Ensuite, les « bulletins » seront à repenser. Ne plus mettre de notes implique d’évaluer sur base des savoirs et compétences acquis, les uns après les autres. Cela nécessite aussi de donner le droit à l’erreur, c’est-à-dire de n’évaluer que positivement, et permettre à chaque élève de réessayer, même plusieurs fois afin de se corriger. Tout cela avec bienveillance, sans ne plus émettre de jugement sur la personne. Eviter la mise en échec, s’entourer d’aides car on n’a que deux mains (de tuteurs, par exemple) pour remédier et réexpliquer si c’est nécessaire.

Modifier le bulletin doit impérativement s’accompagner de pédagogie avec les parents. N’étant pas enseignants, ils seront perdus de ne plus avoir de points, car leurs repères vont changer : « Comment savoir si mon enfant a compris, s’il est premier de classe ou dans la moyenne ? » Changer de dispositif d’évaluation nécessite le soutien des parents. Il faut les convaincre que c’est mieux pour leur enfant. Les plus difficiles à convaincre seront les parents de « bons » élèves qui tiennent à la compétition, puisque leur enfant s’en sort.

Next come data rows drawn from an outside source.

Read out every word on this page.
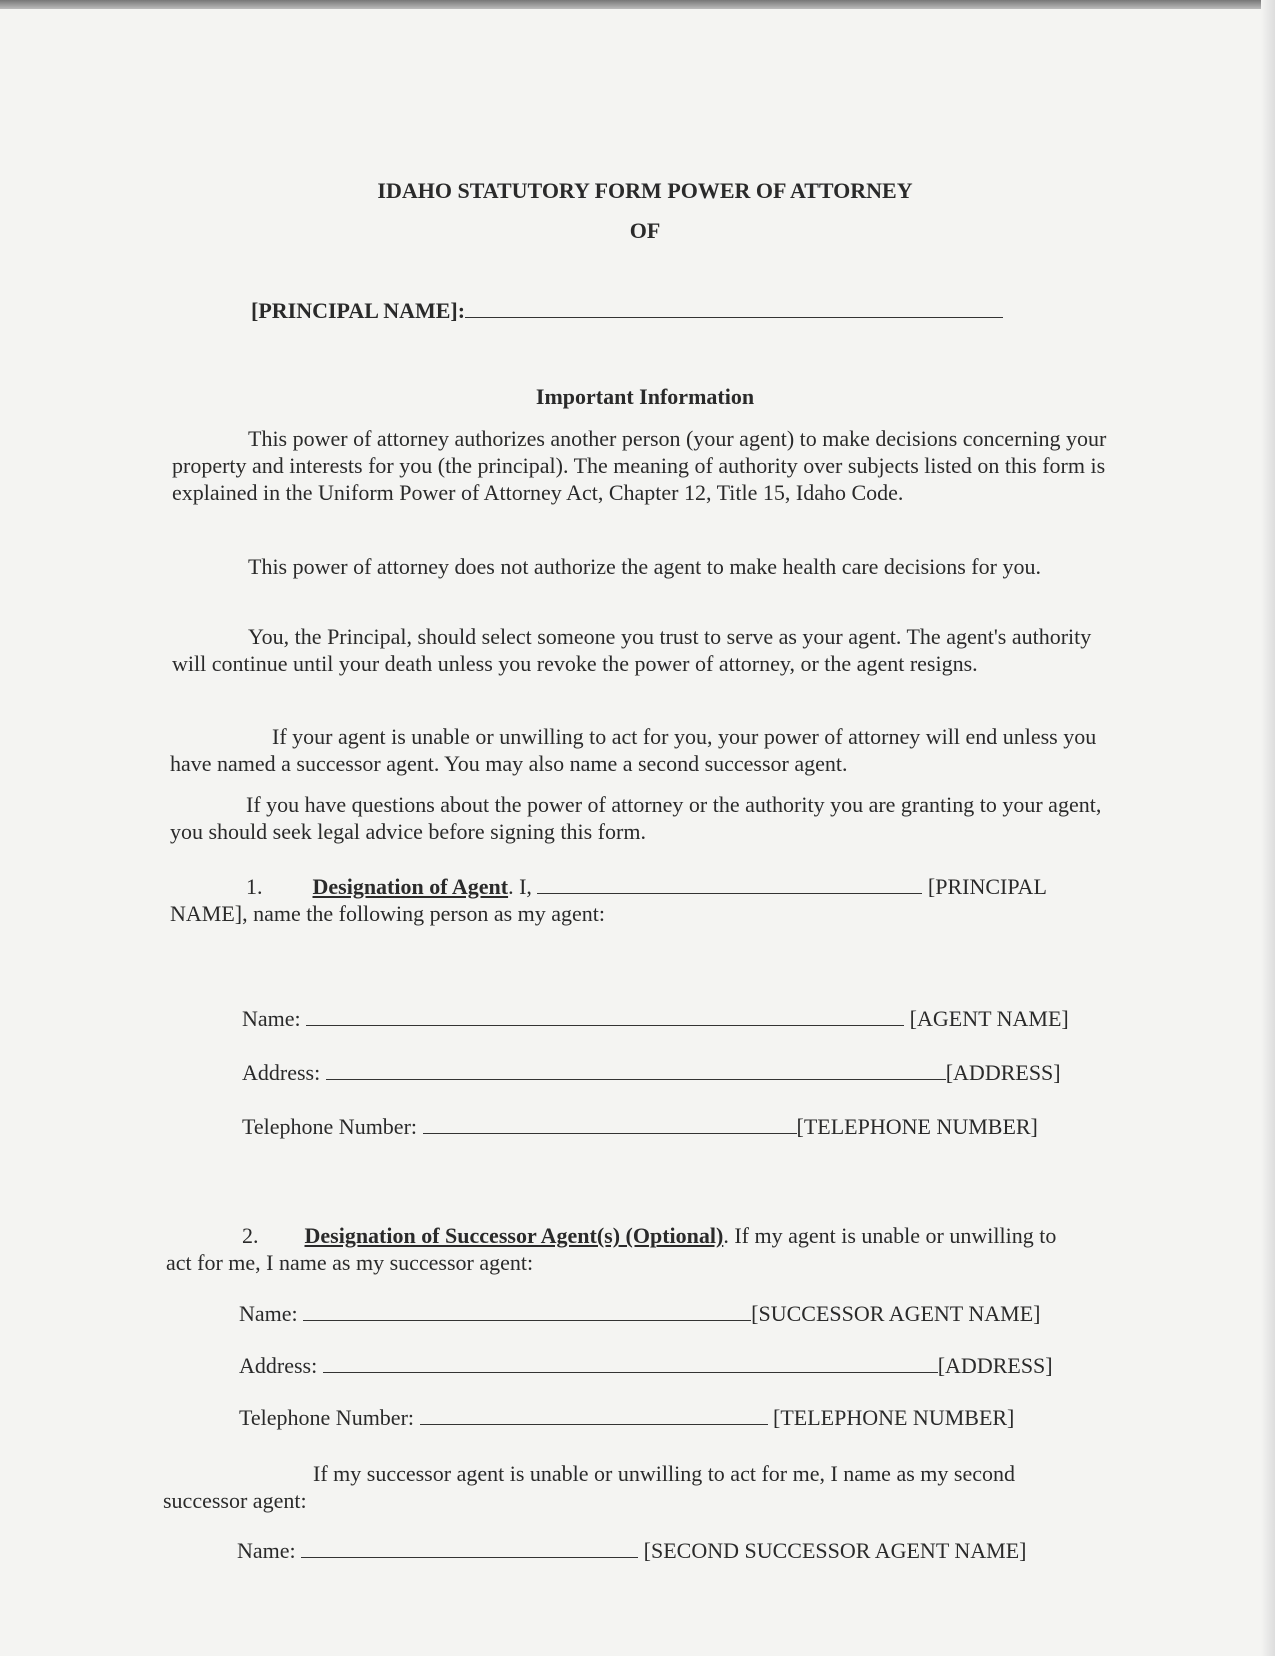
IDAHO STATUTORY FORM POWER OF ATTORNEY
OF
[PRINCIPAL NAME]:
Important Information
This power of attorney authorizes another person (your agent) to make decisions concerning your property and interests for you (the principal). The meaning of authority over subjects listed on this form is explained in the Uniform Power of Attorney Act, Chapter 12, Title 15, Idaho Code.
This power of attorney does not authorize the agent to make health care decisions for you.
You, the Principal, should select someone you trust to serve as your agent. The agent's authority will continue until your death unless you revoke the power of attorney, or the agent resigns.
If your agent is unable or unwilling to act for you, your power of attorney will end unless you have named a successor agent. You may also name a second successor agent.
If you have questions about the power of attorney or the authority you are granting to your agent, you should seek legal advice before signing this form.
1. Designation of Agent. I,	[PRINCIPAL NAME], name the following person as my agent:
Name:	[AGENT NAME]
Address:	[ADDRESS]
Telephone Number:	[TELEPHONE NUMBER]
2. Designation of Successor Agent(s) (Optional). If my agent is unable or unwilling to act for me, I name as my successor agent:
Name:	[SUCCESSOR AGENT NAME]
Address:	[ADDRESS]
Telephone Number:	[TELEPHONE NUMBER]
If my successor agent is unable or unwilling to act for me, I name as my second successor agent:
Name:	[SECOND SUCCESSOR AGENT NAME]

L’évaluation par compétences vaut mieux que l’évaluation par notes. L’enseignant peut, par exemple, apprécier avec un code couleurs (vert pour « acquis », orange pour « satisfaisant » et rouge pour « pas encore acquis »). Cette manière de faire permet de donner à chaque élève une indication sur ses apprentissages, beaucoup plus précise que les points. La note ne dit jamais si l’élève a acquis ou non ses apprentissages. Il peut avoir 20 sur 20 et avoir de grosses lacunes. Et, que représente un 13 sur 20 par rapport à un 15 ? Un 9, par rapport à un 11 ? La note est synthétique mais imprécise. L’objectif de l’évaluation formative est de guider l’élève et non plus de chercher à le classer par rapport aux autres élèves de la classe.

L’avantage de l’évaluation formative c’est que l’élève (mais aussi les profs et les parents) ne se focalise plus sur celle-ci, mais sur les commentaires éventuels de l’enseignant et sur le fait que le savoir est acquis ou non.

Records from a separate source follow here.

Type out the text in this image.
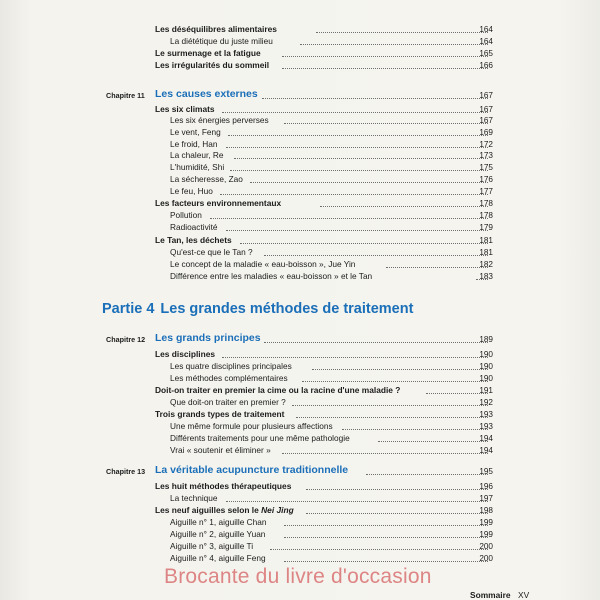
Les déséquilibres alimentaires	164
La diététique du juste milieu	164
Le surmenage et la fatigue	165
Les irrégularités du sommeil	166
Chapitre 11 Les causes externes	167
Les six climats	167
Les six énergies perverses	167
Le vent, Feng	169
Le froid, Han	172
La chaleur, Re	173
L'humidité, Shi	175
La sécheresse, Zao	176
Le feu, Huo	177
Les facteurs environnementaux	178
Pollution	178
Radioactivité	179
Le Tan, les déchets	181
Qu'est-ce que le Tan ?	181
Le concept de la maladie « eau-boisson », Jue Yin	182
Différence entre les maladies « eau-boisson » et le Tan	183
Partie 4 Les grandes méthodes de traitement
Chapitre 12 Les grands principes	189
Les disciplines	190
Les quatre disciplines principales	190
Les méthodes complémentaires	190
Doit-on traiter en premier la cime ou la racine d'une maladie ?	191
Que doit-on traiter en premier ?	192
Trois grands types de traitement	193
Une même formule pour plusieurs affections	193
Différents traitements pour une même pathologie	194
Vrai « soutenir et éliminer »	194
Chapitre 13 La véritable acupuncture traditionnelle	195
Les huit méthodes thérapeutiques	196
La technique	197
Les neuf aiguilles selon le Nei Jing	198
Aiguille n° 1, aiguille Chan	199
Aiguille n° 2, aiguille Yuan	199
Aiguille n° 3, aiguille Ti	200
Aiguille n° 4, aiguille Feng	200
Brocante du livre d'occasion
Sommaire XV
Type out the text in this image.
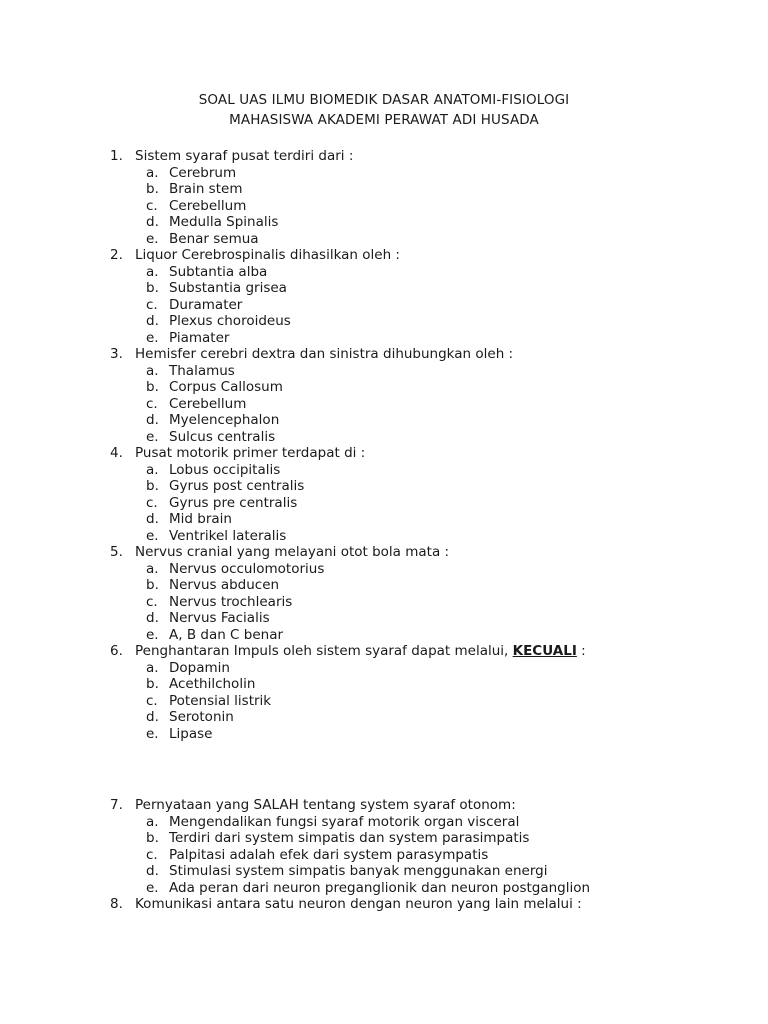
SOAL UAS ILMU BIOMEDIK DASAR ANATOMI-FISIOLOGI
MAHASISWA AKADEMI PERAWAT ADI HUSADA
1. Sistem syaraf pusat terdiri dari :
a. Cerebrum
b. Brain stem
c. Cerebellum
d. Medulla Spinalis
e. Benar semua
2. Liquor Cerebrospinalis dihasilkan oleh :
a. Subtantia alba
b. Substantia grisea
c. Duramater
d. Plexus choroideus
e. Piamater
3. Hemisfer cerebri dextra dan sinistra dihubungkan oleh :
a. Thalamus
b. Corpus Callosum
c. Cerebellum
d. Myelencephalon
e. Sulcus centralis
4. Pusat motorik primer terdapat di :
a. Lobus occipitalis
b. Gyrus post centralis
c. Gyrus pre centralis
d. Mid brain
e. Ventrikel lateralis
5. Nervus cranial yang melayani otot bola mata :
a. Nervus occulomotorius
b. Nervus abducen
c. Nervus trochlearis
d. Nervus Facialis
e. A, B dan C benar
6. Penghantaran Impuls oleh sistem syaraf dapat melalui, KECUALI :
a. Dopamin
b. Acethilcholin
c. Potensial listrik
d. Serotonin
e. Lipase
7. Pernyataan yang SALAH tentang system syaraf otonom:
a. Mengendalikan fungsi syaraf motorik organ visceral
b. Terdiri dari system simpatis dan system parasimpatis
c. Palpitasi adalah efek dari system parasympatis
d. Stimulasi system simpatis banyak menggunakan energi
e. Ada peran dari neuron preganglionik dan neuron postganglion
8. Komunikasi antara satu neuron dengan neuron yang lain melalui :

En évaluation formative, le rôle de l’erreur est essentiel. Elle n’est plus vue comme une « faute », quelque chose de « mauvais », un « échec ». Elle change de statut devenant une aide à l’apprentissage et source de savoirs nouveaux, tout comme dans la vie quotidienne. On n’apprend jamais sans erreurs. Il faut apprendre à les surmonter pour pouvoir avancer.

L’évaluation formative réduit fortement les comparaisons sociales. On ne peut se comparer avec des couleurs. Si tu n’as pas acquis l’apprentissage contrairement à moi, je vais t’aider à y arriver. L’objectif de tous les élèves est la réussite du plus grand nombre et non plus la compétition et c’est donc aussi, la fin de l’individualisme.

Les apprentissages deviennent « communs ». Le tutorat va de pair avec eux et la triche disparaît au profit d’une envie d’apprendre. Il n’y a plus de notes faibles qui réduisent ou cassent la motivation des élèves[1]. Dès lors, diminution du stress et de l’anxiété face aux cotations, qui sont défavorables aux apprentissages. Finie la peur du mauvais résultat, des quolibets des « camarades » de classe, des reproches parentaux.


[1] Philippe Guimart a montré que 75% des élèves ont « peur d’avoir de mauvaises notes » – Guimart Philippe et al. (2015), « Le bien-être des élèves à l’école et au collège », Éducation

et formations, n° 88-89, p. 163-184.